Paul’s letter to the Ephesians (chapter 2, verses 3-9) communicates the way God pursues us and saves us, even when we aren’t “cleaned up” or worthy.”

“…Like the rest, we were by nature deserving of wrath. 4 But because of his great love for us, God, who is rich in mercy, 5 made us alive with Christ even when we were dead in transgressions—it is by grace you have been saved. 6 And God raised us up with Christ and seated us with him in the heavenly realms in Christ Jesus, 7 in order that in the coming ages he might show the incomparable riches of his grace, expressed in his kindness to us in Christ Jesus. 8 For it is by grace you have been saved, through faith—and this is not from yourselves, it is the gift of God— 9 not by works, so that no one can boast. ”

The hardest seasons and circumstances of my life have taught me the most about God and His love.

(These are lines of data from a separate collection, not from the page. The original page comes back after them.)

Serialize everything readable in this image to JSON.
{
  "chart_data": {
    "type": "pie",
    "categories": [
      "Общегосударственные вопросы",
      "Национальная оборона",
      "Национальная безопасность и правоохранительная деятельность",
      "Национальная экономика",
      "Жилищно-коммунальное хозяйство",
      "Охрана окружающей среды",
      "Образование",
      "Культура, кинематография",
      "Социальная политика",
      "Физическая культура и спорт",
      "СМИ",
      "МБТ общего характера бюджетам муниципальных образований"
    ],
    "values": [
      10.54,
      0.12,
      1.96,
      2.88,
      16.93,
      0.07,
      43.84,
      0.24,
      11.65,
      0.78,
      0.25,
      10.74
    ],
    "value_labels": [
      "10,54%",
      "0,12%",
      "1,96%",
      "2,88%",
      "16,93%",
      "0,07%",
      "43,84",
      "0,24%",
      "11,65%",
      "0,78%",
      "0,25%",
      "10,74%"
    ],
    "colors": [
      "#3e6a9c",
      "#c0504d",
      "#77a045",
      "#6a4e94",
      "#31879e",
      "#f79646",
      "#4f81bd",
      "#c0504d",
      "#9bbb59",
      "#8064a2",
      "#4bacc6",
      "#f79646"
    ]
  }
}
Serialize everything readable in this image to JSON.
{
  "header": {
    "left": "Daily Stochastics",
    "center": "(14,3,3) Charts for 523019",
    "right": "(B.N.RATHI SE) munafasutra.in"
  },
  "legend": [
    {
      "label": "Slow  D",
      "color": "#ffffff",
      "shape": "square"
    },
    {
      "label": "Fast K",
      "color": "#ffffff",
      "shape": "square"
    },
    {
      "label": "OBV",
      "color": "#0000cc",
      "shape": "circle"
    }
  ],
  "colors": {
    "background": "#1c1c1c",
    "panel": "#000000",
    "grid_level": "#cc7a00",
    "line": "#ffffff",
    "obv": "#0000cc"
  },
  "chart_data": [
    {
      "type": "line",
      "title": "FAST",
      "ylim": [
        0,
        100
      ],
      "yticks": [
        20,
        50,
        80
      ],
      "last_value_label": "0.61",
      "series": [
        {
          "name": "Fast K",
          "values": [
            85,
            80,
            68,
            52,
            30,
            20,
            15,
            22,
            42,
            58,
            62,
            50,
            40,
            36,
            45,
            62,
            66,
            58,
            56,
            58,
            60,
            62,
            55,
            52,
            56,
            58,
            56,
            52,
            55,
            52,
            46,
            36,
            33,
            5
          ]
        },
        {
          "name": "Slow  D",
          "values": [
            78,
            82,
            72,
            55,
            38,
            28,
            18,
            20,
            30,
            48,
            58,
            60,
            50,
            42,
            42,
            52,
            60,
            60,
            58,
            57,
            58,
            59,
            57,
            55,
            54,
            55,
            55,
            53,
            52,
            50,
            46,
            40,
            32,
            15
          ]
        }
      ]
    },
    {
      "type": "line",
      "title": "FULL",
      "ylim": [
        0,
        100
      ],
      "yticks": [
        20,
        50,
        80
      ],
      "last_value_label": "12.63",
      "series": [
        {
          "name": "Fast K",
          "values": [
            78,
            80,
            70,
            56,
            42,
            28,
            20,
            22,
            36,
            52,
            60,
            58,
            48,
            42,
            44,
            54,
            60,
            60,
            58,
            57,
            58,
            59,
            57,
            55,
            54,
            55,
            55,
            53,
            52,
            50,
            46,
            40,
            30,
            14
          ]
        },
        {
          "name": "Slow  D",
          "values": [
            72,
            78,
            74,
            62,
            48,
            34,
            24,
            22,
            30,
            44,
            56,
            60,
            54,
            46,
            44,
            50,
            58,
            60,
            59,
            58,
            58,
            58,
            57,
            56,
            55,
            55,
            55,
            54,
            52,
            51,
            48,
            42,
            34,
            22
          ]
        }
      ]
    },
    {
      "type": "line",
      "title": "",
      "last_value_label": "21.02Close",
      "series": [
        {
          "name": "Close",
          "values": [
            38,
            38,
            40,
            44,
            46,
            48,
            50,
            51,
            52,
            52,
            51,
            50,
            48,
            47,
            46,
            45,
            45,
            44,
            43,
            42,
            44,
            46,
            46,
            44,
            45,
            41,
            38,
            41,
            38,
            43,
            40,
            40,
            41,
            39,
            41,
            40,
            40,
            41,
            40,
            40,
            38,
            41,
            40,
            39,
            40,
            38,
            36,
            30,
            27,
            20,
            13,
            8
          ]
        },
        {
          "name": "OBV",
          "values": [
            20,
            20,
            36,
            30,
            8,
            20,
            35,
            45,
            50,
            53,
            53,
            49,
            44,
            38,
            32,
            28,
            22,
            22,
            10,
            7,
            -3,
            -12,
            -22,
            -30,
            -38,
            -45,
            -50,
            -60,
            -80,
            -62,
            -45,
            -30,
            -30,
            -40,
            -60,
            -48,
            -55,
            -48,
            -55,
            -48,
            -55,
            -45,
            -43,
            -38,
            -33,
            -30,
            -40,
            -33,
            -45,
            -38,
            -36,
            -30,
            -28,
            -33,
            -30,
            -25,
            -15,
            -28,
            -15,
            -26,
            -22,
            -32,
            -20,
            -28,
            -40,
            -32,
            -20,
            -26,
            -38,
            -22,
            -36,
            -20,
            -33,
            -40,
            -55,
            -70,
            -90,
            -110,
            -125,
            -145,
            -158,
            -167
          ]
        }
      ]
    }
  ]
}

When I was at my lowest, cloaked in shame, He sought me, forgave me, and gave me a new life. Similarly, there was nothing Joseph or Duane did to prove themselves to us on that day we held them for the first time. As a matter of fact, they both had physical challenges that were visible and others we didn’t even know of. We’re all like that before God. He doesn’t require us to DO anything but receive Him. He scoops us up, redeems us, and gives us new life in Him and an inheritance in His eternal Kingdom. Whew! That’s good news!

There are many other examples of what I’ve learned about God through being Joseph’s mom, but I’ll close with this. I’d do anything for that kid, just like I’d do for any of my kids. My heart longs to be connected with them and when they’re in distress, I yearn to speak the truth to them, set them on a right path, and heap grace on them. Granted, they’re humans just like the rest of us and I recognize I need to allow them to walk out their own journey to God just like I did myself. Now that they’re all adults, I see God’s love for me even more clearly. He pursues me. He loves me no matter what. He’s there for me even when I don’t call on Him. He created me to be in relationship with Him, not because He needed me to do anything for Him. Most of all, He loves me more than I can understand or fathom. The heart-wrenching, painful, deep, and rewarding love of being a mom only scratches the surface of God’s love and I’m beyond blessed to have tasted a drop of it.